The South Tucson Police Department and the American Civil Liberties Union of Arizona have agreed to a new set of policies regulating how the department enforces immigration law.

In 2012, when the U.S. Supreme Court struck down much of Arizona's anti-immigration law known as SB 1070, it left in effect a section which required police officers to check the immigration status of people they stop for other reasons, but who they suspect to be in the country illegally.

It was South Tucson Police Department's enforcement of that provision during a traffic stop in 2013 which caused the the ACLU of Arizona filed a notice of claim against the city.

Alex Valenzuela was transferred to Border Patrol custody last year when he was in a vehicle that was pulled over for a traffic stop in the city, said James Lyall, an attorney with the ACLU of Arizona. He represented Valenzuela, arguing he should not have been detained because he was not suspected of committing a crime at the time of the traffic stop.

In response to the notice of claim, a precursor to a lawsuit, South Tucson Police began working with the ACLU of Arizona to come to an agreement about enforcement policy. Monday the two parties announced they agreed on a new set of policies for the department. The ACLU is satisfied with the result, Lyall said, and is not suing the department.

The new South Tucson policy requires officers fill out a detailed form any time they contact an immigration official. It also includes provisions the department was already following, such as not checking immigration status of a victim or witness to a crime, said Lt. Jeff Inorio of the South Tucson Police Department.

The new immigration form will help ensure oversight and accountability, he said.

“If somebody called me in a month from now and said hey how many times did you guys contact Border Patrol, I’ll be able to tell you exactly how many times, and at this point we weren’t able to do that," Inorio said.

The new South Tucson immigration enforcement policy also encourages officers to contact Immigration and Customs Enforcement officers to verify a person’s citizenship, instead of calling Border Patrol. Also, the department will conduct more training, Inorio said.

“We’ve also agreed to have some supervisor oversight, so officers just aren’t running amok and contacting Border Patrol whenever they feel like they need to. Not that we’ve done anything that’s contrary to state law," he said.

The ACLU of Arizona has filed claims with other police departments to try to get them to agree to change enforcement policies, Lyall said.

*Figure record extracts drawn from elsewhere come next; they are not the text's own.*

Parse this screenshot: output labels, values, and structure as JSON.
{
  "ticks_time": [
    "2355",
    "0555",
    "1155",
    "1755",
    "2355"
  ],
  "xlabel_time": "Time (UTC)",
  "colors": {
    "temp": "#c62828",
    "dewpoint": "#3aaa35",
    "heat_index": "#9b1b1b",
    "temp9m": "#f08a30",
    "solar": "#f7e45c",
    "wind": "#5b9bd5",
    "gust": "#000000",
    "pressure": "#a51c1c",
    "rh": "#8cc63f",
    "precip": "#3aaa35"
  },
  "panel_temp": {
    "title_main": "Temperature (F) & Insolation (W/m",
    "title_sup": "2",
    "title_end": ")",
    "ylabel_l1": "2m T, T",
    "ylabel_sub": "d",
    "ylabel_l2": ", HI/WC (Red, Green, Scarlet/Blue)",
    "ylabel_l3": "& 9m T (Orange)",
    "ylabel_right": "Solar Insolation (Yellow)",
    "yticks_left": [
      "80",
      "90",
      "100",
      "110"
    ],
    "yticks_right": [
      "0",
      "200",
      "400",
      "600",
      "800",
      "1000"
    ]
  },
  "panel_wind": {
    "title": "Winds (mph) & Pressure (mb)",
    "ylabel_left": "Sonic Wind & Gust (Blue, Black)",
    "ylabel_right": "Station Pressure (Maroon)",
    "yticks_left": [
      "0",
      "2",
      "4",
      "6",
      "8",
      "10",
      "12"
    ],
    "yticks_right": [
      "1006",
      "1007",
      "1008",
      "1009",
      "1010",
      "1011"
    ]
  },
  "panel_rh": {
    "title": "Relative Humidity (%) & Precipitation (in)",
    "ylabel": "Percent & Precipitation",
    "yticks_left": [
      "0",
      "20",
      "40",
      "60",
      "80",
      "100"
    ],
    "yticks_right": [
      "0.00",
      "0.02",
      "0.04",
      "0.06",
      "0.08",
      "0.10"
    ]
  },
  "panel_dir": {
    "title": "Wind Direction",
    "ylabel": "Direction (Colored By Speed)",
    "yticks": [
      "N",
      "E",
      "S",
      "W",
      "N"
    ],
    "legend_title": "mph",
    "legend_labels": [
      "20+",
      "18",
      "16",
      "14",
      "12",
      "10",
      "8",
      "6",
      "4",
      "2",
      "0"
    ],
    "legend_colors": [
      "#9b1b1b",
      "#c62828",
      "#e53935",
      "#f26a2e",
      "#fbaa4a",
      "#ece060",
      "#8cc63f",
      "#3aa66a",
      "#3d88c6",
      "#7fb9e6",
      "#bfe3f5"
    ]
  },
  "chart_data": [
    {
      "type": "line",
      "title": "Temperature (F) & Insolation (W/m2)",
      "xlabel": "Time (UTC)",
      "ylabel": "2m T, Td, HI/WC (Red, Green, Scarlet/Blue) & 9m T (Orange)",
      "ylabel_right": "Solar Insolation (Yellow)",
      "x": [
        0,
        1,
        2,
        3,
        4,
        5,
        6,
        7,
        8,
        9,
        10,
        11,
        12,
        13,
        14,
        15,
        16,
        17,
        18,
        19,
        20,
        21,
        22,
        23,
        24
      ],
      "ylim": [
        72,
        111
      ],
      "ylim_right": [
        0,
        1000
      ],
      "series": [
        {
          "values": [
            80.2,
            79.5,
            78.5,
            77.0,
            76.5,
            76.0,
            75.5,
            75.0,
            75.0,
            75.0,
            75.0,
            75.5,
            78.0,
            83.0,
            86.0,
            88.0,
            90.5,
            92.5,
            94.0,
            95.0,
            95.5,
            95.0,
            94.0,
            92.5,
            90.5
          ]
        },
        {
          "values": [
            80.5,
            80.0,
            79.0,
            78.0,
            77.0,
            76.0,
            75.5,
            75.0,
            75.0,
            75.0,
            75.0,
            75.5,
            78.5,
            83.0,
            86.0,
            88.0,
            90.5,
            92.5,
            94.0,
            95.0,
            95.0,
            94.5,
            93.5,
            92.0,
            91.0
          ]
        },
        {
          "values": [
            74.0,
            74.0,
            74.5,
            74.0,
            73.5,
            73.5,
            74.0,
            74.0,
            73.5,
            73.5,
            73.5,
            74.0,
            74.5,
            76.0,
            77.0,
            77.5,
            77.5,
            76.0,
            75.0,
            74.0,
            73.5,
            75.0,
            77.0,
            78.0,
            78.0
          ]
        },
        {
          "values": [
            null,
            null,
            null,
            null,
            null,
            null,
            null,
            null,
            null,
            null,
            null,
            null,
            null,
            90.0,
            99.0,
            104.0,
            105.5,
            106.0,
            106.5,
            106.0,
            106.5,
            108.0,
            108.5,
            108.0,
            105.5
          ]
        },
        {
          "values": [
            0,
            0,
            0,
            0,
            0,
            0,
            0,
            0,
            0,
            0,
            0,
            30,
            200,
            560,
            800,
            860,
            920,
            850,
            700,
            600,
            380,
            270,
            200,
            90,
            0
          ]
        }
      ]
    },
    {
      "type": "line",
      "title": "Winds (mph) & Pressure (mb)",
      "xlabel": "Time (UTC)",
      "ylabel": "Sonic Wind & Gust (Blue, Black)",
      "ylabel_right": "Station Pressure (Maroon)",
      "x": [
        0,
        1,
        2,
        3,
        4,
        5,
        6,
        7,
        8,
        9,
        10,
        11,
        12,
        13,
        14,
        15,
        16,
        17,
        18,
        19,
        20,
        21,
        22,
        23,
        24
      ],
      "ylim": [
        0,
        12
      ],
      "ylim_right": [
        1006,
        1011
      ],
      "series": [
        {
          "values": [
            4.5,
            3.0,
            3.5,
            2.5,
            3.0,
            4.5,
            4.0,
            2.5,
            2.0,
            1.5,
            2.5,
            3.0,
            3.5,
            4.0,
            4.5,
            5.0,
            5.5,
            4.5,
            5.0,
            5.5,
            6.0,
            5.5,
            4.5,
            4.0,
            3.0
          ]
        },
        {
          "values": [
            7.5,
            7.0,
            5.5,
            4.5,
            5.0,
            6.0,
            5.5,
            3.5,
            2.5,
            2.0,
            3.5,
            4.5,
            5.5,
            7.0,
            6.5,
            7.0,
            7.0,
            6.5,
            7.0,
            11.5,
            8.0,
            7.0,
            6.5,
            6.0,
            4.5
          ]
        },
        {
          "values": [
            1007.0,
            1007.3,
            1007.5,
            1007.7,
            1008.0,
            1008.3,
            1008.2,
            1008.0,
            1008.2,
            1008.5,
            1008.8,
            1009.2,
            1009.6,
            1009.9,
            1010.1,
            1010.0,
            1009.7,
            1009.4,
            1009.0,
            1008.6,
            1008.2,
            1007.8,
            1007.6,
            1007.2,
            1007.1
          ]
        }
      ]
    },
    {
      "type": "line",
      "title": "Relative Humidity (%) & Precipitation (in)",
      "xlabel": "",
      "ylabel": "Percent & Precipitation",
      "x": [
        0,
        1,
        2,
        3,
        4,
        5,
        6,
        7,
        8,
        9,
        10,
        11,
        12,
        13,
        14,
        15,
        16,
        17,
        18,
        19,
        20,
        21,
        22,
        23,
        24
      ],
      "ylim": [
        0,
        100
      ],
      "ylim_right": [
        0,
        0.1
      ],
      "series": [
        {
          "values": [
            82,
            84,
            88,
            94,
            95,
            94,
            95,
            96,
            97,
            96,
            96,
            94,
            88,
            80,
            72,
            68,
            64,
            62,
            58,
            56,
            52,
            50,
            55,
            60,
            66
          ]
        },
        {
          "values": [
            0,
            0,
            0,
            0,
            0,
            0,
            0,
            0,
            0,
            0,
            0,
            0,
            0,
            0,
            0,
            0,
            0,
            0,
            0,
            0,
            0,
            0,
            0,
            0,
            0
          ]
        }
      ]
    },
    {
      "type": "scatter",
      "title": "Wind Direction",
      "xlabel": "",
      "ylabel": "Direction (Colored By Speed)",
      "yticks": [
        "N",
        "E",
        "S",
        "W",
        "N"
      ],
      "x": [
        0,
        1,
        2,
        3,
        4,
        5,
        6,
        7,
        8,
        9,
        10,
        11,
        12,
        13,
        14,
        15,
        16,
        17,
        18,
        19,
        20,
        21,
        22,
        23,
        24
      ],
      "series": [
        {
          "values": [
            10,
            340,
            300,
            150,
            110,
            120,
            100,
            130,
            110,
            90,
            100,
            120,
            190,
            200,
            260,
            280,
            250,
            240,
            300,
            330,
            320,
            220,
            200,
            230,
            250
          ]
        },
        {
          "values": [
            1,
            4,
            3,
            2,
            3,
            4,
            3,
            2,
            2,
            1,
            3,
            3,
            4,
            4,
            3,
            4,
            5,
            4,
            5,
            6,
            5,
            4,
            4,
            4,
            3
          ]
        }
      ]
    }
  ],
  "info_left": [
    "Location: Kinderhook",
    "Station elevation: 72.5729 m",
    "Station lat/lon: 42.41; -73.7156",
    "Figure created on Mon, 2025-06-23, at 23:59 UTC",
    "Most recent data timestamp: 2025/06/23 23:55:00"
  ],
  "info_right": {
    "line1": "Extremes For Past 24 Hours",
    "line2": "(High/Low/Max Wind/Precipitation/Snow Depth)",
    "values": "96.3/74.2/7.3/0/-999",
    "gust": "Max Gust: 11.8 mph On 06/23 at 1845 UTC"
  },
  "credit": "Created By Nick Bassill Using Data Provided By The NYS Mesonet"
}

"We have presented many of these issues to other departments in the state, to Tucson, to Phoenix police departments, and they haven’t responded," Lyall said. “We certainly would hope that other municipalities around the state would look to South Tucson as a model and recognize that there are concrete steps they can take to mitigate the harms that SB 1070 has done.”

The U.S. Supreme Court said in 2012 that police departments in Arizona could enforce the portion of SB 1070 that required officers check a person’s immigration status. At that time, the justices said they weren’t ruling out a future case based on racial profiling.